XML.com: XML From the Inside Out
oreilly.comSafari Bookshelf.Conferences.


Will XML replace HTML?

December 13, 2000

This month, we tackle two related, neurosis-inducing questions common to Web developers just dipping their toes into XML.

Q: Will XML ever replace HTML?

A: Two answers, one philosophic and one pragmatic.

The philosophic answer is that XML isn't really meant, except incidentally, as a replacement for HTML. While the XML 1.0 Recommendation was under development, it was sometimes referred to as "SGML for the Web," and some residue of that perception remains. XML is superbly adaptable to the Web, true. But given the number of of XML-based markup languages possible (and the thousands already extant, for that matter), no imaginable Web browser could possibly figure out how to render all the corresponding documents. For example, what's a conventional browser to make of an <employee emdID="emp73519"> tag? or an <invoice_num>? let alone an <aperçu>?

That leads us to the more pragmatic answer: XML is already replacing HTML...sort of.

You probably know that the World Wide Web Consortium (W3C) is responsible for the HTML standard, currently at version 4.01. What you may not know is that the W3C plans to release no further enhancements to HTML; instead, it has approved a Recommendation for version 1.0 of what it's dubbed Extensible HTML or XHTML. Henceforth, all future modifications to the Web's lingua franca will be made to the XHTML standard, not to HTML itself.

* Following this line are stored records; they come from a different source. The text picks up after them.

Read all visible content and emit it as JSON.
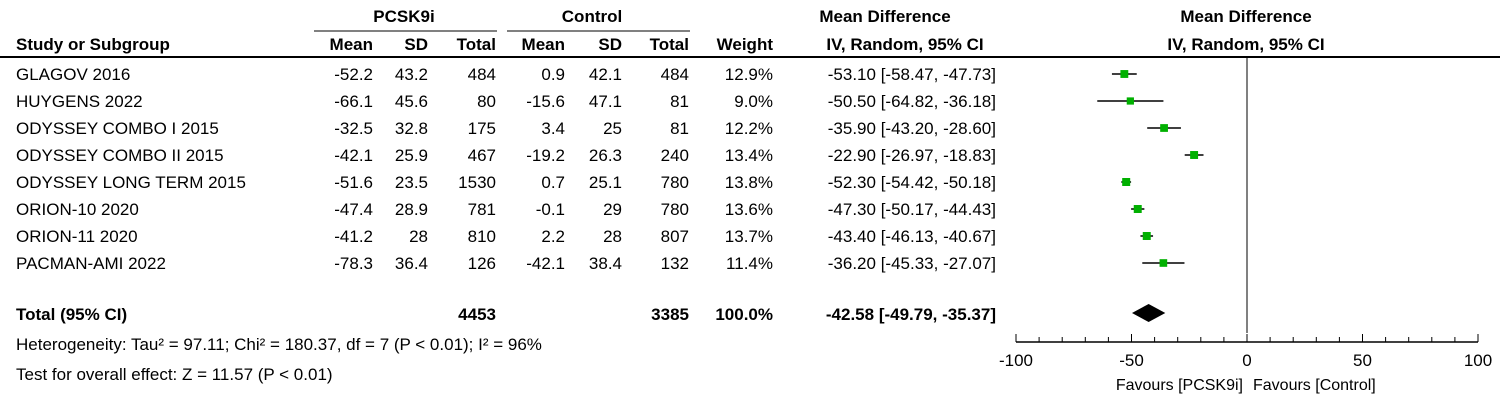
{
  "headers": {
    "group1": "PCSK9i",
    "group2": "Control",
    "md_top": "Mean Difference",
    "md_bottom": "IV, Random, 95% CI",
    "plot_top": "Mean Difference",
    "plot_bottom": "IV, Random, 95% CI",
    "study": "Study or Subgroup",
    "mean1": "Mean",
    "sd1": "SD",
    "total1": "Total",
    "mean2": "Mean",
    "sd2": "SD",
    "total2": "Total",
    "weight": "Weight"
  },
  "studies": [
    {
      "name": "GLAGOV 2016",
      "mean1": "-52.2",
      "sd1": "43.2",
      "n1": "484",
      "mean2": "0.9",
      "sd2": "42.1",
      "n2": "484",
      "weight": "12.9%",
      "ci_text": "-53.10 [-58.47, -47.73]"
    },
    {
      "name": "HUYGENS 2022",
      "mean1": "-66.1",
      "sd1": "45.6",
      "n1": "80",
      "mean2": "-15.6",
      "sd2": "47.1",
      "n2": "81",
      "weight": "9.0%",
      "ci_text": "-50.50 [-64.82, -36.18]"
    },
    {
      "name": "ODYSSEY COMBO I 2015",
      "mean1": "-32.5",
      "sd1": "32.8",
      "n1": "175",
      "mean2": "3.4",
      "sd2": "25",
      "n2": "81",
      "weight": "12.2%",
      "ci_text": "-35.90 [-43.20, -28.60]"
    },
    {
      "name": "ODYSSEY COMBO II 2015",
      "mean1": "-42.1",
      "sd1": "25.9",
      "n1": "467",
      "mean2": "-19.2",
      "sd2": "26.3",
      "n2": "240",
      "weight": "13.4%",
      "ci_text": "-22.90 [-26.97, -18.83]"
    },
    {
      "name": "ODYSSEY LONG TERM 2015",
      "mean1": "-51.6",
      "sd1": "23.5",
      "n1": "1530",
      "mean2": "0.7",
      "sd2": "25.1",
      "n2": "780",
      "weight": "13.8%",
      "ci_text": "-52.30 [-54.42, -50.18]"
    },
    {
      "name": "ORION-10 2020",
      "mean1": "-47.4",
      "sd1": "28.9",
      "n1": "781",
      "mean2": "-0.1",
      "sd2": "29",
      "n2": "780",
      "weight": "13.6%",
      "ci_text": "-47.30 [-50.17, -44.43]"
    },
    {
      "name": "ORION-11 2020",
      "mean1": "-41.2",
      "sd1": "28",
      "n1": "810",
      "mean2": "2.2",
      "sd2": "28",
      "n2": "807",
      "weight": "13.7%",
      "ci_text": "-43.40 [-46.13, -40.67]"
    },
    {
      "name": "PACMAN-AMI 2022",
      "mean1": "-78.3",
      "sd1": "36.4",
      "n1": "126",
      "mean2": "-42.1",
      "sd2": "38.4",
      "n2": "132",
      "weight": "11.4%",
      "ci_text": "-36.20 [-45.33, -27.07]"
    }
  ],
  "total": {
    "label": "Total (95% CI)",
    "n1": "4453",
    "n2": "3385",
    "weight": "100.0%",
    "ci_text": "-42.58 [-49.79, -35.37]"
  },
  "heterogeneity": "Heterogeneity: Tau² = 97.11; Chi² = 180.37, df = 7 (P < 0.01); I² = 96%",
  "overall_effect": "Test for overall effect: Z = 11.57 (P < 0.01)",
  "axis": {
    "ticks": [
      "-100",
      "-50",
      "0",
      "50",
      "100"
    ],
    "favours_left": "Favours [PCSK9i]",
    "favours_right": "Favours [Control]"
  },
  "colors": {
    "marker": "#00b000",
    "diamond": "#000000",
    "line": "#000000"
  },
  "chart_data": {
    "type": "forest",
    "xlim": [
      -100,
      100
    ],
    "x_ticks": [
      -100,
      -50,
      0,
      50,
      100
    ],
    "null_line": 0,
    "series": [
      {
        "name": "GLAGOV 2016",
        "estimate": -53.1,
        "lower": -58.47,
        "upper": -47.73,
        "weight": 12.9
      },
      {
        "name": "HUYGENS 2022",
        "estimate": -50.5,
        "lower": -64.82,
        "upper": -36.18,
        "weight": 9.0
      },
      {
        "name": "ODYSSEY COMBO I 2015",
        "estimate": -35.9,
        "lower": -43.2,
        "upper": -28.6,
        "weight": 12.2
      },
      {
        "name": "ODYSSEY COMBO II 2015",
        "estimate": -22.9,
        "lower": -26.97,
        "upper": -18.83,
        "weight": 13.4
      },
      {
        "name": "ODYSSEY LONG TERM 2015",
        "estimate": -52.3,
        "lower": -54.42,
        "upper": -50.18,
        "weight": 13.8
      },
      {
        "name": "ORION-10 2020",
        "estimate": -47.3,
        "lower": -50.17,
        "upper": -44.43,
        "weight": 13.6
      },
      {
        "name": "ORION-11 2020",
        "estimate": -43.4,
        "lower": -46.13,
        "upper": -40.67,
        "weight": 13.7
      },
      {
        "name": "PACMAN-AMI 2022",
        "estimate": -36.2,
        "lower": -45.33,
        "upper": -27.07,
        "weight": 11.4
      }
    ],
    "pooled": {
      "name": "Total (95% CI)",
      "estimate": -42.58,
      "lower": -49.79,
      "upper": -35.37
    }
  }
}
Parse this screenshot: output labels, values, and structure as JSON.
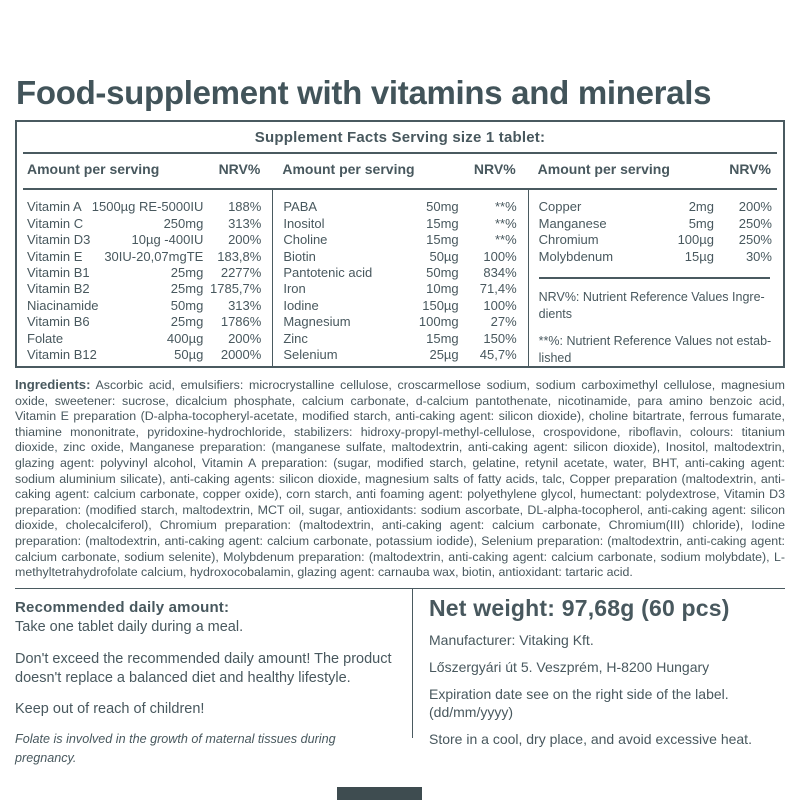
{
  "title": "Food-supplement with vitamins and minerals",
  "colors": {
    "ink": "#48585e",
    "title": "#42545a",
    "border": "#4a5a60"
  },
  "table": {
    "caption": "Supplement Facts Serving size 1 tablet:",
    "header": {
      "amount": "Amount per serving",
      "nrv": "NRV%"
    },
    "group1": [
      {
        "name": "Vitamin A",
        "amount": "1500µg RE-5000IU",
        "nrv": "188%"
      },
      {
        "name": "Vitamin C",
        "amount": "250mg",
        "nrv": "313%"
      },
      {
        "name": "Vitamin D3",
        "amount": "10µg -400IU",
        "nrv": "200%"
      },
      {
        "name": "Vitamin E",
        "amount": "30IU-20,07mgTE",
        "nrv": "183,8%"
      },
      {
        "name": "Vitamin B1",
        "amount": "25mg",
        "nrv": "2277%"
      },
      {
        "name": "Vitamin B2",
        "amount": "25mg",
        "nrv": "1785,7%"
      },
      {
        "name": "Niacinamide",
        "amount": "50mg",
        "nrv": "313%"
      },
      {
        "name": "Vitamin B6",
        "amount": "25mg",
        "nrv": "1786%"
      },
      {
        "name": "Folate",
        "amount": "400µg",
        "nrv": "200%"
      },
      {
        "name": "Vitamin B12",
        "amount": "50µg",
        "nrv": "2000%"
      }
    ],
    "group2": [
      {
        "name": "PABA",
        "amount": "50mg",
        "nrv": "**%"
      },
      {
        "name": "Inositol",
        "amount": "15mg",
        "nrv": "**%"
      },
      {
        "name": "Choline",
        "amount": "15mg",
        "nrv": "**%"
      },
      {
        "name": "Biotin",
        "amount": "50µg",
        "nrv": "100%"
      },
      {
        "name": "Pantotenic acid",
        "amount": "50mg",
        "nrv": "834%"
      },
      {
        "name": "Iron",
        "amount": "10mg",
        "nrv": "71,4%"
      },
      {
        "name": "Iodine",
        "amount": "150µg",
        "nrv": "100%"
      },
      {
        "name": "Magnesium",
        "amount": "100mg",
        "nrv": "27%"
      },
      {
        "name": "Zinc",
        "amount": "15mg",
        "nrv": "150%"
      },
      {
        "name": "Selenium",
        "amount": "25µg",
        "nrv": "45,7%"
      }
    ],
    "group3": [
      {
        "name": "Copper",
        "amount": "2mg",
        "nrv": "200%"
      },
      {
        "name": "Manganese",
        "amount": "5mg",
        "nrv": "250%"
      },
      {
        "name": "Chromium",
        "amount": "100µg",
        "nrv": "250%"
      },
      {
        "name": "Molybdenum",
        "amount": "15µg",
        "nrv": "30%"
      }
    ],
    "notes": {
      "nrv": "NRV%: Nutrient Reference Values Ingre-\ndients",
      "asterisk": "**%: Nutrient Reference Values not estab-\nlished"
    }
  },
  "ingredients": {
    "label": "Ingredients:",
    "text": " Ascorbic acid, emulsifiers: microcrystalline cellulose, croscarmellose sodium, sodium carboximethyl cellulose, magnesium oxide, sweetener: sucrose, dicalcium phosphate, calcium carbonate, d-calcium pantothenate, nicotinamide, para amino benzoic acid, Vitamin E preparation (D-alpha-tocopheryl-acetate, modified starch, anti-caking agent: silicon dioxide), choline bitartrate, ferrous fumarate, thiamine mononitrate, pyridoxine-hydrochloride, stabilizers: hidroxy-propyl-methyl-cellulose, crospovidone, riboflavin, colours: titanium dioxide, zinc oxide, Manganese preparation: (manganese sulfate, maltodextrin, anti-caking agent: silicon dioxide), Inositol, maltodextrin, glazing agent: polyvinyl alcohol, Vitamin A preparation: (sugar, modified starch, gelatine, retynil acetate, water, BHT, anti-caking agent: sodium aluminium silicate), anti-caking agents: silicon dioxide, magnesium salts of fatty acids, talc, Copper preparation (maltodextrin, anti- caking agent: calcium carbonate, copper oxide), corn starch, anti foaming agent: polyethylene glycol, humectant: polydextrose, Vitamin D3 preparation: (modified starch, maltodextrin, MCT oil, sugar, antioxidants: sodium ascorbate, DL-alpha-tocopherol, anti-caking agent: silicon dioxide, cholecalciferol), Chromium preparation: (maltodextrin, anti-caking agent: calcium carbonate, Chromium(III) chloride), Iodine preparation: (maltodextrin, anti-caking agent: calcium carbonate, potassium iodide), Selenium preparation: (maltodextrin, anti-caking agent: calcium carbonate, sodium selenite), Molybdenum preparation: (maltodextrin, anti-caking agent: calcium carbonate, sodium molybdate), L-methyltetrahydrofolate calcium, hydroxocobalamin, glazing agent: carnauba wax, biotin, antioxidant: tartaric acid."
  },
  "daily": {
    "heading": "Recommended daily amount:",
    "take": "Take one tablet daily during a meal.",
    "warning": "Don't exceed the recommended daily amount! The product doesn't replace a balanced diet and healthy lifestyle.",
    "children": "Keep out of reach of children!",
    "folate": "Folate is involved in the growth of maternal tissues during pregnancy."
  },
  "product": {
    "net_weight": "Net weight: 97,68g (60 pcs)",
    "manufacturer": "Manufacturer: Vitaking Kft.",
    "address": "Lőszergyári út 5. Veszprém, H-8200 Hungary",
    "expiration": "Expiration date see on the right side of the label.\n(dd/mm/yyyy)",
    "storage": "Store in a cool, dry place, and avoid excessive heat."
  }
}
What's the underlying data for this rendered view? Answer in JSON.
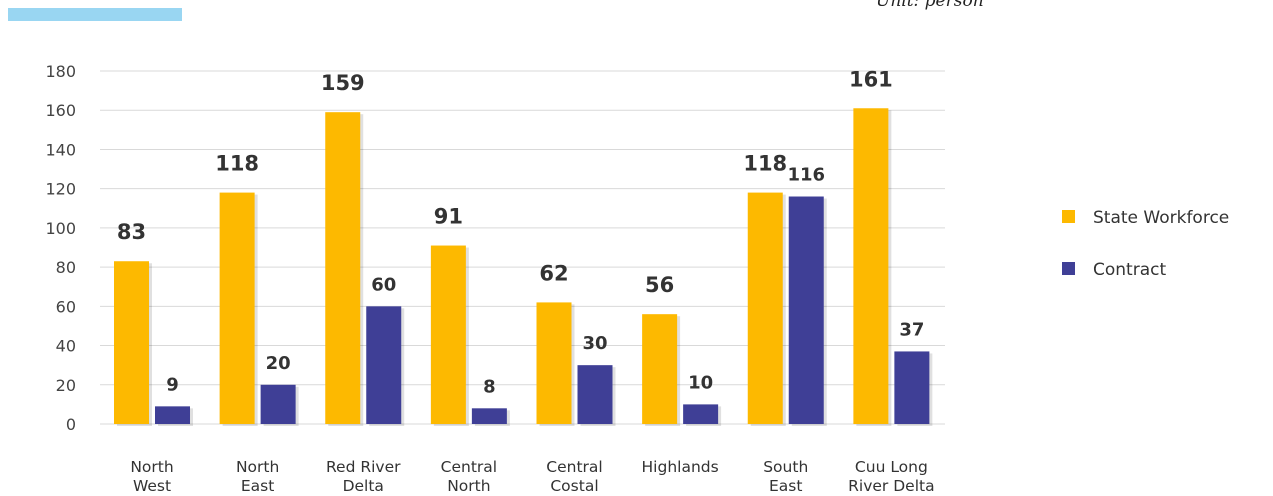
{
  "unit_label": "Unit: person",
  "colors": {
    "accent": "#99d6f2",
    "state": "#fdb900",
    "contract": "#3f3f96",
    "grid": "#d9d9d9"
  },
  "chart_data": {
    "type": "bar",
    "categories": [
      [
        "North",
        "West"
      ],
      [
        "North",
        "East"
      ],
      [
        "Red River",
        "Delta"
      ],
      [
        "Central",
        "North"
      ],
      [
        "Central",
        "Costal"
      ],
      [
        "Highlands"
      ],
      [
        "South",
        "East"
      ],
      [
        "Cuu Long",
        "River Delta"
      ]
    ],
    "series": [
      {
        "name": "State Workforce",
        "values": [
          83,
          118,
          159,
          91,
          62,
          56,
          118,
          161
        ]
      },
      {
        "name": "Contract",
        "values": [
          9,
          20,
          60,
          8,
          30,
          10,
          116,
          37
        ]
      }
    ],
    "yticks": [
      0,
      20,
      40,
      60,
      80,
      100,
      120,
      140,
      160,
      180
    ],
    "ylim": [
      0,
      180
    ],
    "grid": true,
    "legend_position": "right"
  }
}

So what's XHTML? At root, it's simply an XML-ized form of HTML. Start tags are balanced with end tags, for instance, and all elements must nest correctly within one another. Gone are the "bad old days" of overlapping structures like

<b>This is bold <i>and this is italic</b>
but the italicized element doesn't nest properly within
the bold.</i>

There are other significant differences between XHTML and HTML, some of them highlighted in the answer to the next question.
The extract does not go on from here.